No início de março, o Esquerda publicou o Top 16 das alarvidades de Neto de Moura. Agora fazemos referência aos acórdãos mais chocantes dos ”Netos de Moura” deste país, compilados pela revista Visão.
Foto de Paulete Matos.

Os acórdãos polémicos de Neto de Moura não são, infelizmente, casos únicos em Portugal.

Em 2000, o Tribunal da Relação do Porto acusou uma vítima de sete anos de ter “facilitado” a sua violação. No acórdão é sinalizado que o agressor, dez anos mais velho, tapou a boca da menor para esta não gritar enquanto praticava sexo anal com a mesma. Na decisão, Manuel Braz, atual juiz-conselheiro no Tribunal de Justiça, refere que a violação foi “facilitada pela menor”, por ter pedido boleia ao agressor na sua bicicleta, e não passou “de um ato isolado facilitado pelas circunstâncias”. O Tribunal considerou que a pena não deveria ir além dos dois anos e seis meses.

Em maio de 2002, depois de um ano de agressões, ameaças e insultos, uma mulher foi morta com dois tiros de caçadeira à queima-roupa pelo seu marido e pai dos seus três filhos.
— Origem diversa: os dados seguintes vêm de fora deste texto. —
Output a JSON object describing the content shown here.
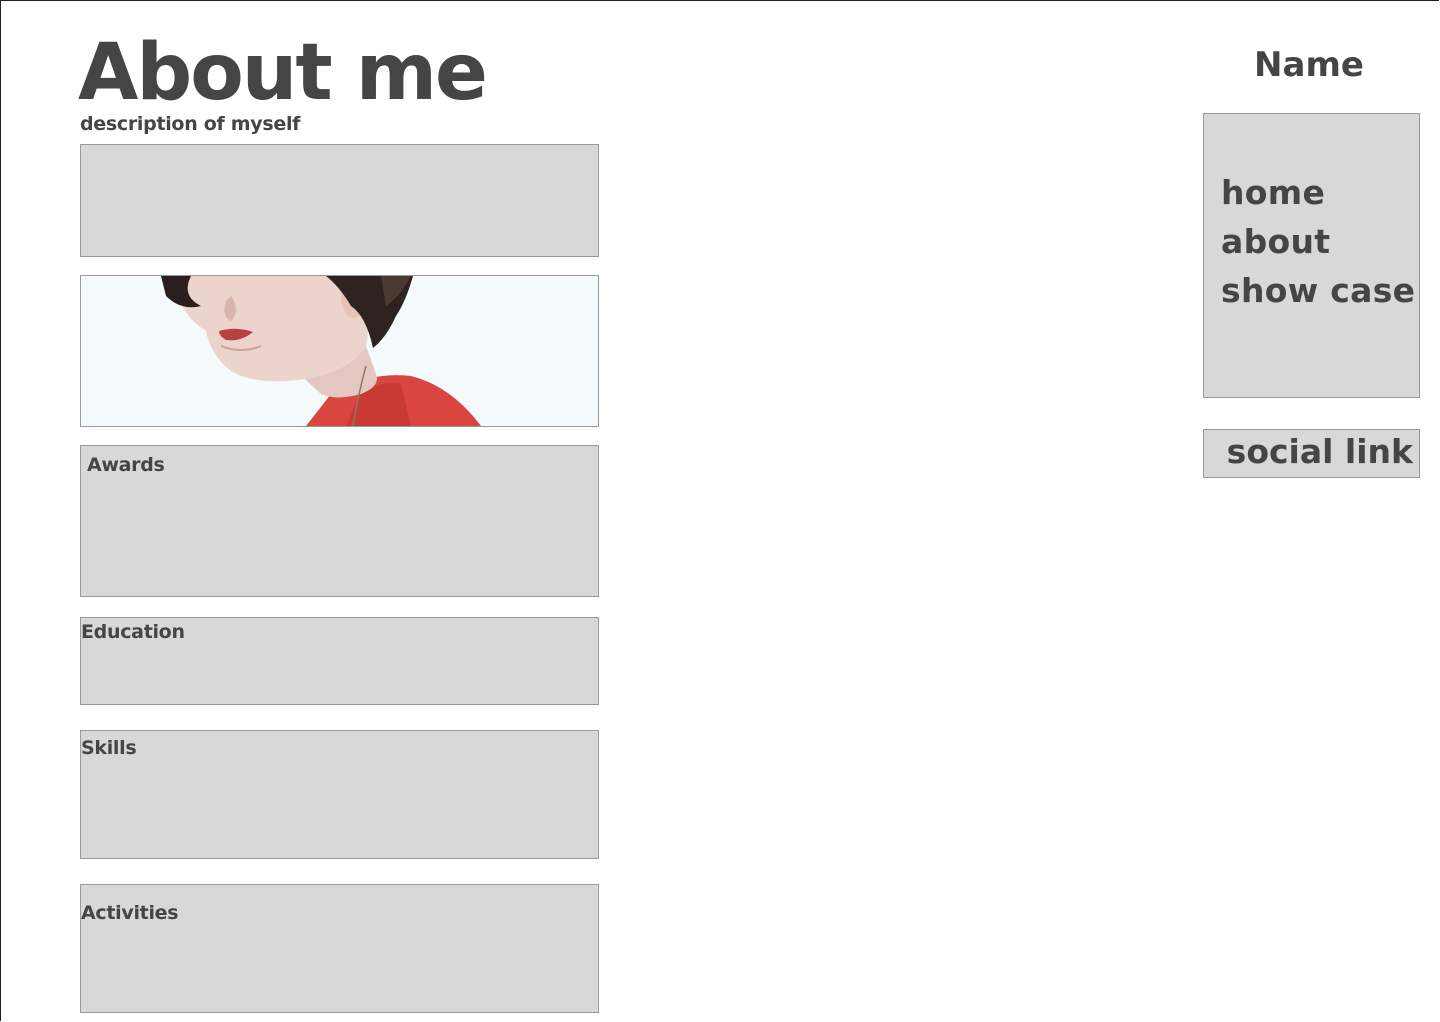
{
  "header": {
    "title": "About me",
    "subtitle": "description of myself"
  },
  "sections": {
    "awards": "Awards",
    "education": "Education",
    "skills": "Skills",
    "activities": "Activities"
  },
  "sidebar": {
    "name": "Name",
    "nav": [
      "home",
      "about",
      "show case"
    ],
    "social": "social link"
  },
  "colors": {
    "text": "#454545",
    "box_fill": "#d8d8d8",
    "box_border": "#9a9a9a"
  }
}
O mais novo assistiu ao crime. O Supremo Tribunal de Justiça considerou que, até a esse momento, “o arguido não passava de um homem normal”. O antigo juiz-conselheiro Pereira Madeira, e os outros juízes que assinaram a decisão, referiram que o facto de a mulher não querer ter relações sexuais com o marido “permitirá”, no mínimo, “a afirmação de que nem só do lado do arguido terá havido violação dos deveres conjugais”. A recusa da vítima “pode, até, ajudar a explicar as dúvidas surgidas naquele espírito pouco iluminado sobre a (in)fidelidade dela”. Os juízes consideraram que o motivo que levou o homicida a atirar sobre a sua mulher não era “um motivo fútil”.
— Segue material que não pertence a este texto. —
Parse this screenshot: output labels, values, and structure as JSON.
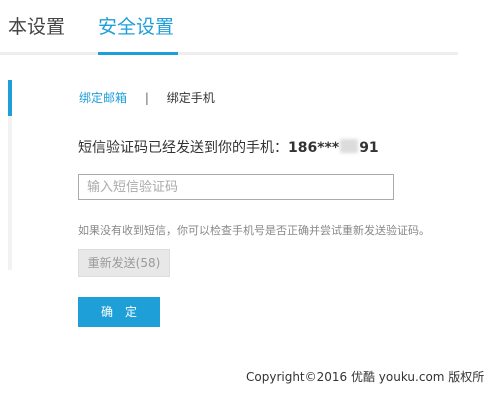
{
  "tabs": {
    "basic": "本设置",
    "security": "安全设置",
    "active_color": "#1f9fd8"
  },
  "subnav": {
    "email": "绑定邮箱",
    "separator": "|",
    "phone": "绑定手机"
  },
  "sms": {
    "sent_message": "短信验证码已经发送到你的手机：",
    "phone_prefix": "186***",
    "phone_suffix": "91"
  },
  "form": {
    "code_placeholder": "输入短信验证码",
    "code_value": "",
    "help_text": "如果没有收到短信，你可以检查手机号是否正确并尝试重新发送验证码。",
    "resend_label": "重新发送(58)",
    "confirm_label": "确定"
  },
  "footer": {
    "copyright": "Copyright©2016 优酷 youku.com 版权所"
  }
}
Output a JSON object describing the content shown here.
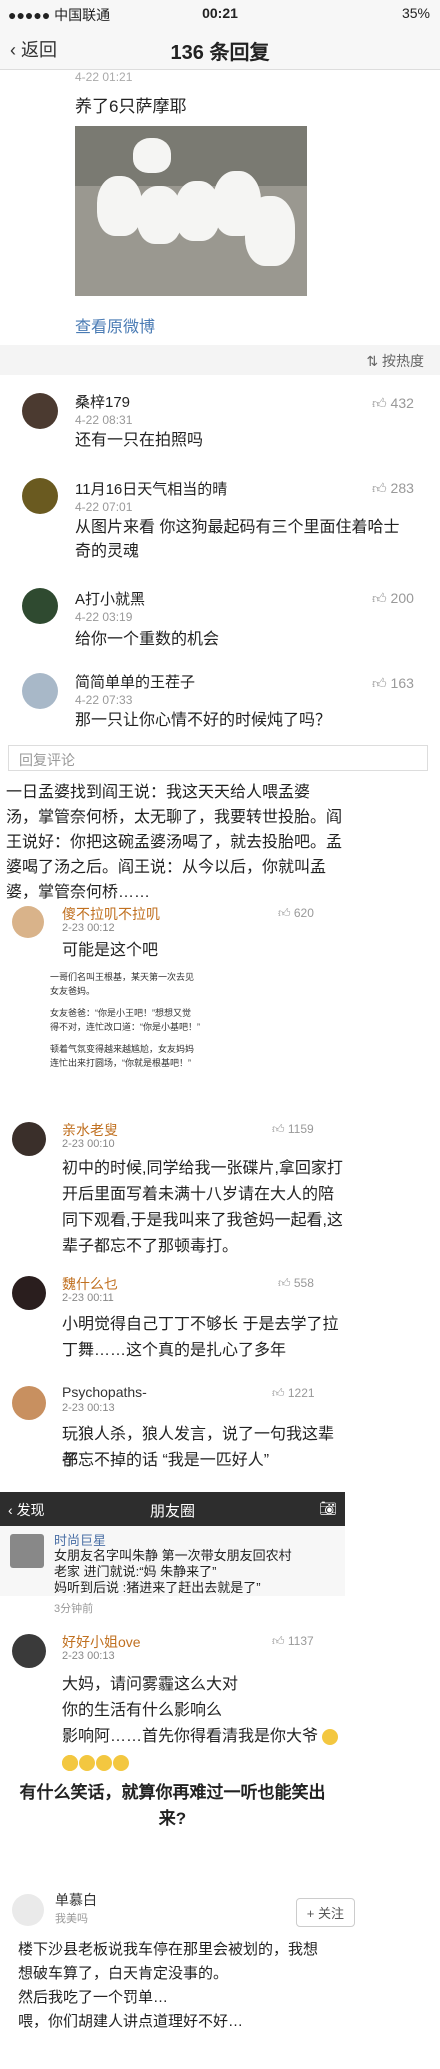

Em 2006, o Tribunal da Relação do Porto considerou que não ficou provado que a violação em causa, que envolveu um ato de cúpula, outro de coito anal e a ameaça “agora vou marcar-te a cara para poder provar eu estive contigo”, causou um “sofrimento físico ou psicológico agudo” à vítima. Durante a madrugada, a mulher foi perseguida de carro, tendo sido violada dentro do interior da sua viatura por um desconhecido. Tendo em conta que a vítima, abandonada num local ermo, foi capaz de anotar a matrícula do carro do seu agressor, o Tribunal da Relação do Porto assinalou que “pela presença de espírito” que esta ação revela, “é pouco compatível com um grande abalo psicológico”. No acórdão lê-se ainda que, sobre o sofrimento físico, “provou-se apenas que o arguido, ao introduzir o seu pénis no ânus da ofendida, provocou a esta dores que a levaram a gritar”. No entanto, estas dores, “mesmo que tenham sido intensas”, o que “nem está provado”, “foram pouco mais que instantâneas e não queridas pelo arguido”. O agressor, depois da desistência da queixa por parte da vítima, foi somente condenado a uma pena suspensa de 15 meses de prisão por sequestro simples. O relator do acórdão foi Manuel Braz. Os juízes Luís da Silva, Francisco Marcolino de Jesus e José de Paiva não apresentaram qualquer voto de vencido.

Em 2007, o juiz Rodrigues da Costa, do Supremo Tribunal de Justiça (STJ), optou por atenuar a pena de um condenado por abuso sexual de crianças. Em causa estava o facto de a vítima ser um jovem de treze anos que já despertara “para a puberdade” e já era “capaz de ter ereção”.

Em 2008, os juízes Souto de Moura e Soares Ramos, também do STJ, que julgaram um arguido que, em grupo, assaltou violentamente um casal de namorados, violando a mulher, decidiram que devia ser tido em conta o facto de o arguido ter usado preservativo e não ter sido o primeiro a violar a jovem.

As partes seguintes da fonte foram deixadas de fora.